Rescue teams from the UK, Spain and Israel have joined Moroccan search teams in pulling people from the rubble.

The team arrived today, Monday 11 September, via two Royal Air Force A400M aircraft that have been provided by the Ministry of Defence.

Grant Shapps, who was recently made Defence Secretary, said: "This is a devastating time for the people of Morocco, particularly those with loved ones they have lost or are missing."

"The UK has taken a leading role in the international effort to enhance search and rescue operations - moving quickly to deploy our unique strategic airlift capabilities, expert personnel and aid. We stand firmly by Morocco as they get through this terrible event," the Defence Secretary added.

Together with the UK, authorities from Spain, Qatar, Israel and the United Arab Emirates have also responded to the disaster.

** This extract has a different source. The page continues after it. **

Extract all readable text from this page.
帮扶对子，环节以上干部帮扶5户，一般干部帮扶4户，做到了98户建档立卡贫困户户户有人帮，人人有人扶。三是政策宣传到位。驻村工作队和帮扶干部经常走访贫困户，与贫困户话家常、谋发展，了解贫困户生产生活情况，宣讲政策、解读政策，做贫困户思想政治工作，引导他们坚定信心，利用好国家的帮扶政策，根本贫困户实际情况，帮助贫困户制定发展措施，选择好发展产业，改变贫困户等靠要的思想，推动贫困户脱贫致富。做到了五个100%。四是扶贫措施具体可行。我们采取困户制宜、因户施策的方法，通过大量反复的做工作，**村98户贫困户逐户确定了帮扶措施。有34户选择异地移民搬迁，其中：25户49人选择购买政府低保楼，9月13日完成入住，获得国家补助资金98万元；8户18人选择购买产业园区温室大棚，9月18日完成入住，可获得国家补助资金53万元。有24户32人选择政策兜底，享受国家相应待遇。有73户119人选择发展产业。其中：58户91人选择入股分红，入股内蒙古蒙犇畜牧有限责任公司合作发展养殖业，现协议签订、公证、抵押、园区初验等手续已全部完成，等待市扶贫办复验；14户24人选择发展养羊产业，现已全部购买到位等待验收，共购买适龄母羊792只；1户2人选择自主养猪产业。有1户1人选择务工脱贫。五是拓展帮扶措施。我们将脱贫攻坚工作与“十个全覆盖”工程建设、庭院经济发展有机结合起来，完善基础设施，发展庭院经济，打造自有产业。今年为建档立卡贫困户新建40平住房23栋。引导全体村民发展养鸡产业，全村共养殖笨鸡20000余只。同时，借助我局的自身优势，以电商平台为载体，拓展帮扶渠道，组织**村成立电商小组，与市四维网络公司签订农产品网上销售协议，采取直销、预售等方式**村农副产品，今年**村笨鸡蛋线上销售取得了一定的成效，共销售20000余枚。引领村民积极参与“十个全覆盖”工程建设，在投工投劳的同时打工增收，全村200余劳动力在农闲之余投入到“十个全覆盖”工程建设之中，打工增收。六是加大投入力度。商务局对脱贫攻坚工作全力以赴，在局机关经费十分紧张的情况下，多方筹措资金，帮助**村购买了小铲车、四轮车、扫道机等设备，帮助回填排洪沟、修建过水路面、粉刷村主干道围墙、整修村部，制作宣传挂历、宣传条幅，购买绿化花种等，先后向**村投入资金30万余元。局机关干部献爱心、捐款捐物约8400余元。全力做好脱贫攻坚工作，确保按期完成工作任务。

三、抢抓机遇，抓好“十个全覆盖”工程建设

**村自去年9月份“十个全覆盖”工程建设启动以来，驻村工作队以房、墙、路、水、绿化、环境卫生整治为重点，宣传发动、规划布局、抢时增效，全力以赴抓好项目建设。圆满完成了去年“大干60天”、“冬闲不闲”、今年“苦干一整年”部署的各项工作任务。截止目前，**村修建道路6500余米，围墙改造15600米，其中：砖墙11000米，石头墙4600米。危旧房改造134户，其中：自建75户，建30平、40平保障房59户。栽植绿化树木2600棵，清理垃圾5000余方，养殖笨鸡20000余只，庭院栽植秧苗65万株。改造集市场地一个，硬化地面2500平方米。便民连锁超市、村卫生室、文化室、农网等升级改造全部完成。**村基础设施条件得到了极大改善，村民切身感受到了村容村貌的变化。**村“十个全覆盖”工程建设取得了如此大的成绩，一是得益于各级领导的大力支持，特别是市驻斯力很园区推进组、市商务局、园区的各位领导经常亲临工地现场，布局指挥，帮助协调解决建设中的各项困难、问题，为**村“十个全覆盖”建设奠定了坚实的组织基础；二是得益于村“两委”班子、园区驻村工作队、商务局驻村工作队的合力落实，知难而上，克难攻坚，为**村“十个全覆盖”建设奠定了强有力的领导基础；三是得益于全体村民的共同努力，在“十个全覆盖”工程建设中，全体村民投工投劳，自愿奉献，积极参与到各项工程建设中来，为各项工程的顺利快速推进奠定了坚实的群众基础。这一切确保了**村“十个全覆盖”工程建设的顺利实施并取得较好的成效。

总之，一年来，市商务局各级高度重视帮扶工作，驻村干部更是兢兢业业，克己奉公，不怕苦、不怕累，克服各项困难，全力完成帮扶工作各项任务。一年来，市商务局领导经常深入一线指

Christopher Rassi, who works with the Red Cross and is the Head of the Country Cluster Delegation, spoke to reporters from Rabat, the capital city of Morocco.

Today, Mr Rassi noted that the situation remains "very, very difficult" for humanitarian aid workers in the mountainous region.

"The devastation was huge and the situation remains very, very difficult and it's a race against time and that will continue for the next hours," Mr Rassi said.

Mr Rassi continued to reveal that the rescue teams are also "focusing and mapping the other needs that are necessary and providing safe water, sanitation, and warmth for those that are in the mountains".

"We need to make sure that we stop other breaks from forming – the last thing anyone needs right now is a disaster within a disaster... we have to look at this as a marathon, not a sprint," Mr Rassi concluded.